Carreaux du carrelage médiéval du château d'OrgeletUn témoignage historique de premier ordre est donné par la représentation à plusieurs reprises dans les frises du décor de deux chevaliers. L'un galopant vers la gauche est le comte de Bourgogne portant l'écu « au lion sur champ de billettes », l'autre galopant vers la droite est le sire de Chalon, seigneur d'Orgelet, avec ses armes « de gueules à la bande d'or ». Ce carrelage a été entièrement restauré dans un atelier spécialisé de Périgueux et est disposé verticalement sur une ossature métallique.
Une touche de modernisme sobre, parfois discutée a été ajoutée dans l'édifice par la création d'un espace de concélébration à la croisée du transept, permettant ainsi la célébration des offices face aux fidèles, le choeur XVIIe et son maître-autel ayant de ce fait conservé leur disposition d'époque.
Un point mérite une attention particulière : le remarquable et très élégant nouvel éclairage d'esprit contemporain, constitué de luminaires filiformes création de l'architecte en chef Pascal PRUNET qui diffusent avec beaucoup de sensibilité une lumière mettant en valeur à la fois l'architecture solide de l'édifice, ses décors pastels et l'ensemble des objets mobiliers, tableaux et statues classés dont la plus grande partie a été restaurée dans les dernières années.

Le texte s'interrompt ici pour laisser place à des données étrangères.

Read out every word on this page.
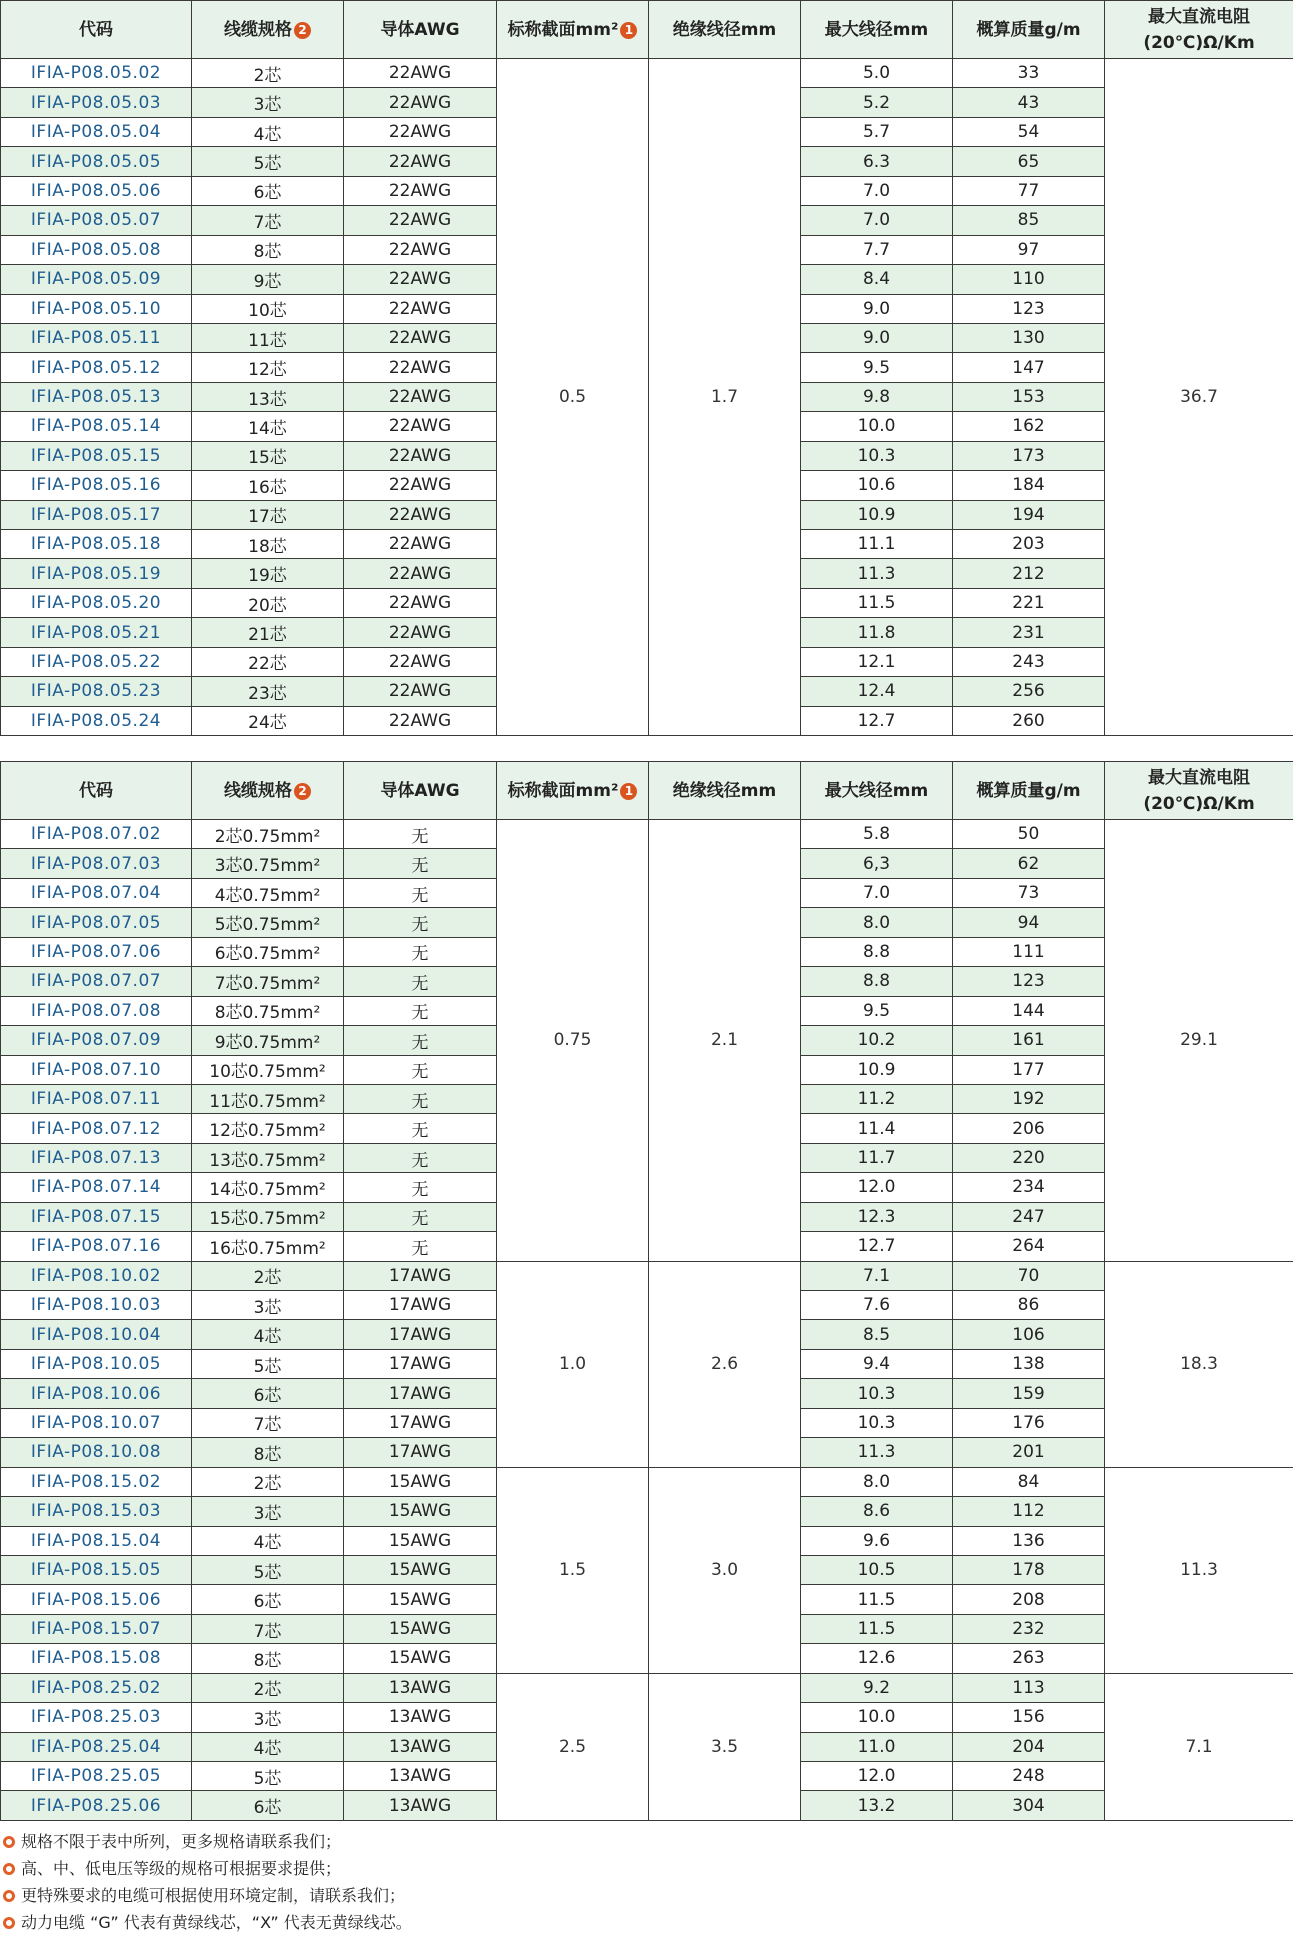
代码	线缆规格 2	导体AWG	标称截面mm² 1	绝缘线径mm	最大线径mm	概算质量g/m	最大直流电阻
(20℃)Ω/Km

IFIA-P08.05.02	2芯	22AWG	0.5	1.7	5.0	33	36.7
IFIA-P08.05.03	3芯	22AWG			5.2	43	
IFIA-P08.05.04	4芯	22AWG			5.7	54	
IFIA-P08.05.05	5芯	22AWG			6.3	65	
IFIA-P08.05.06	6芯	22AWG			7.0	77	
IFIA-P08.05.07	7芯	22AWG			7.0	85	
IFIA-P08.05.08	8芯	22AWG			7.7	97	
IFIA-P08.05.09	9芯	22AWG			8.4	110	
IFIA-P08.05.10	10芯	22AWG			9.0	123	
IFIA-P08.05.11	11芯	22AWG			9.0	130	
IFIA-P08.05.12	12芯	22AWG			9.5	147	
IFIA-P08.05.13	13芯	22AWG			9.8	153	
IFIA-P08.05.14	14芯	22AWG			10.0	162	
IFIA-P08.05.15	15芯	22AWG			10.3	173	
IFIA-P08.05.16	16芯	22AWG			10.6	184	
IFIA-P08.05.17	17芯	22AWG			10.9	194	
IFIA-P08.05.18	18芯	22AWG			11.1	203	
IFIA-P08.05.19	19芯	22AWG			11.3	212	
IFIA-P08.05.20	20芯	22AWG			11.5	221	
IFIA-P08.05.21	21芯	22AWG			11.8	231	
IFIA-P08.05.22	22芯	22AWG			12.1	243	
IFIA-P08.05.23	23芯	22AWG			12.4	256	
IFIA-P08.05.24	24芯	22AWG			12.7	260	
代码	线缆规格 2	导体AWG	标称截面mm² 1	绝缘线径mm	最大线径mm	概算质量g/m	最大直流电阻
(20℃)Ω/Km

IFIA-P08.07.02	2芯0.75mm²	无	0.75	2.1	5.8	50	29.1
IFIA-P08.07.03	3芯0.75mm²	无			6,3	62	
IFIA-P08.07.04	4芯0.75mm²	无			7.0	73	
IFIA-P08.07.05	5芯0.75mm²	无			8.0	94	
IFIA-P08.07.06	6芯0.75mm²	无			8.8	111	
IFIA-P08.07.07	7芯0.75mm²	无			8.8	123	
IFIA-P08.07.08	8芯0.75mm²	无			9.5	144	
IFIA-P08.07.09	9芯0.75mm²	无			10.2	161	
IFIA-P08.07.10	10芯0.75mm²	无			10.9	177	
IFIA-P08.07.11	11芯0.75mm²	无			11.2	192	
IFIA-P08.07.12	12芯0.75mm²	无			11.4	206	
IFIA-P08.07.13	13芯0.75mm²	无			11.7	220	
IFIA-P08.07.14	14芯0.75mm²	无			12.0	234	
IFIA-P08.07.15	15芯0.75mm²	无			12.3	247	
IFIA-P08.07.16	16芯0.75mm²	无			12.7	264	
IFIA-P08.10.02	2芯	17AWG	1.0	2.6	7.1	70	18.3
IFIA-P08.10.03	3芯	17AWG			7.6	86	
IFIA-P08.10.04	4芯	17AWG			8.5	106	
IFIA-P08.10.05	5芯	17AWG			9.4	138	
IFIA-P08.10.06	6芯	17AWG			10.3	159	
IFIA-P08.10.07	7芯	17AWG			10.3	176	
IFIA-P08.10.08	8芯	17AWG			11.3	201	
IFIA-P08.15.02	2芯	15AWG	1.5	3.0	8.0	84	11.3
IFIA-P08.15.03	3芯	15AWG			8.6	112	
IFIA-P08.15.04	4芯	15AWG			9.6	136	
IFIA-P08.15.05	5芯	15AWG			10.5	178	
IFIA-P08.15.06	6芯	15AWG			11.5	208	
IFIA-P08.15.07	7芯	15AWG			11.5	232	
IFIA-P08.15.08	8芯	15AWG			12.6	263	
IFIA-P08.25.02	2芯	13AWG	2.5	3.5	9.2	113	7.1
IFIA-P08.25.03	3芯	13AWG			10.0	156	
IFIA-P08.25.04	4芯	13AWG			11.0	204	
IFIA-P08.25.05	5芯	13AWG			12.0	248	
IFIA-P08.25.06	6芯	13AWG			13.2	304	
规格不限于表中所列，更多规格请联系我们；
高、中、低电压等级的规格可根据要求提供；
更特殊要求的电缆可根据使用环境定制，请联系我们；
动力电缆 “G” 代表有黄绿线芯，“X” 代表无黄绿线芯。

On ne saurait conclure sans mettre l'accent sur la grande qualité des intervenants
à cette magnifique réalisation mais aussi sans évoquer les questions de financement.
L'ensemble des travaux conduits de 1987 à 1996 fait apparaître un montant cumulé
de dépenses s'élevant à 12 millions de francs. Globalement et en chiffres ronds : 40 % ont été pris en charge par l'État, 3 % par la Région, 19 % par le Département, 2 % ont été couverts par une souscription publique, et le solde, soit 36 %, par le budget communal.